ほのかに冥い光を放つ、不思議な水晶があった。
それは随分と昔からイエヘンに伝わる魔法の羅針盤で、フィユーを召喚する為に使われる唯一無二の宝だ。
 トゥエンティはこの世界で20年程前にイエヘンの大神官に召喚されたフィユーで、爪の先までもが銀色の美しい乙女である。
 フィユーは銀色の妖精とも呼ばれ、元来イエヘンには生息していない。
それは次元の狭間、時の向こう側、世界の中心の世界樹の幹から生まれ出でるという未知の妖精でもあった。
イエヘンでは代替わりし新しい大神官がその地位につくと、フィユーを召喚する儀式を行う。フィユーを見事召喚しその右腕として初めて、その大神官は大神官の任に就くことが出来る。
 トゥエンティはイエヘンの暦で、真昼の時、真東暦5821年に、歴代神官中最年少でその地位についた、ウルトピのフィユーとして、この地に召喚された。
新円の真逆と呼ばれるフィユー召喚の羅針盤に導かれ、この地に降り立ちウルトピの右腕となった。
 トゥエンティとはウルトピに名づけられた鎖名であって本名ではない。
召喚されたフィユーの例に漏れず、トゥエンティはこの地に召喚されたとき、自分の名前も自分の出自もなにもかも忘れ去ってしまっていたからだ。
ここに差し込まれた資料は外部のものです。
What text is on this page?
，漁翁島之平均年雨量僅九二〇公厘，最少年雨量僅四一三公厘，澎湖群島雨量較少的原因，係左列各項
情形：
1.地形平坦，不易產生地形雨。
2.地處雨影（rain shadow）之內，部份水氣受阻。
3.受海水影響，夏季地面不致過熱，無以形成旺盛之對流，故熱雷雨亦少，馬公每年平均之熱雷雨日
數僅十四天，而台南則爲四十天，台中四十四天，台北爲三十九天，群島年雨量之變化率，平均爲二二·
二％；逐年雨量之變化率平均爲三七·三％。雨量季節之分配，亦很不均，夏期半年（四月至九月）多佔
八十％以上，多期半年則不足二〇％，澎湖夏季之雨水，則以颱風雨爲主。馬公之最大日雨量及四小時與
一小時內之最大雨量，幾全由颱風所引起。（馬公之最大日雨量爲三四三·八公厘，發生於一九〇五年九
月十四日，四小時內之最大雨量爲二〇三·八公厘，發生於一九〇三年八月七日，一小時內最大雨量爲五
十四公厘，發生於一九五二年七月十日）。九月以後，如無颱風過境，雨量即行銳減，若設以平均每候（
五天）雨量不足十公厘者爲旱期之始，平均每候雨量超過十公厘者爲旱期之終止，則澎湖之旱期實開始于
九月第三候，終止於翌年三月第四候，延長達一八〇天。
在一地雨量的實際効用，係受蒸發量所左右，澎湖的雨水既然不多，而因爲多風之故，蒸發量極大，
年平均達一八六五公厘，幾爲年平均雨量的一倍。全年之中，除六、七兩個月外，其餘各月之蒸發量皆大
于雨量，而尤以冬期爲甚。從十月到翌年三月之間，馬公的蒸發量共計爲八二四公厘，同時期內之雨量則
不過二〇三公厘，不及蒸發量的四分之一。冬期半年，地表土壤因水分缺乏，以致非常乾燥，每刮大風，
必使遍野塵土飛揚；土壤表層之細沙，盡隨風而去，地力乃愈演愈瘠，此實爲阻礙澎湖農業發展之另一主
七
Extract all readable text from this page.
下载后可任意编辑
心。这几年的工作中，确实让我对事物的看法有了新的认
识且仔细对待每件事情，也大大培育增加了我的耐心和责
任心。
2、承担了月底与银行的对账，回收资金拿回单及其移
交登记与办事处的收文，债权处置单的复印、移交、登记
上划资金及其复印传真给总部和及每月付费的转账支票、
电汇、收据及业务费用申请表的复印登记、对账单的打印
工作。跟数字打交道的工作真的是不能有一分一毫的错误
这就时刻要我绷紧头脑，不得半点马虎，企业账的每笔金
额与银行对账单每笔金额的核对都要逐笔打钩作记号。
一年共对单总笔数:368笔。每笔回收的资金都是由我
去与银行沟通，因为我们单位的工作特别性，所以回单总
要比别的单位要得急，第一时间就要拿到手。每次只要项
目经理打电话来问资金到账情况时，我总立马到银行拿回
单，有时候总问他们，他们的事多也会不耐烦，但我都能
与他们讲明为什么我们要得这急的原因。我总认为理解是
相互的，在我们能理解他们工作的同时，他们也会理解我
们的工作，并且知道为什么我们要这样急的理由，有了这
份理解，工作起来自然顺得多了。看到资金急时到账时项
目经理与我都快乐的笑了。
 真名を思い出さない限り、トゥエンティはウルトピの支配下から逃れることはできない。鎖名はそう言うものだ。しかし、いわゆる捕虜や捕縛されたものと違ってフィユーはとても大切にされた。
実際トゥエンティはウルトピが嫌いではないし、むしろ居てくれなかったらどうしていいのか解らなかったと思う。
このイエヘンにおいて最も地位が高く神聖視されるものは大神官であり、彼の前では一国の王も膝をつく。しかしフィユーの前ではウルトピが頭を下げる。つまりこの世界においてはフィユーは真に最高位の存在なのだ。神にも等しい存在で、大神官と言えどもめったな事はできないのである。だからトゥエンティは別に何かに怒っているわけではないし、今の生活が嫌なわけでもない。記憶がないので呼び出されたことで失ってしまったものが何かがあるのかも知れないが、それがなんなのか解らないから怒り様もない。ただ途方に暮れただけだ。
でも今なら思う。自分が生まれ故郷に置いてきてしまったかも知れないものを。
でも、それも今は昔の事だった。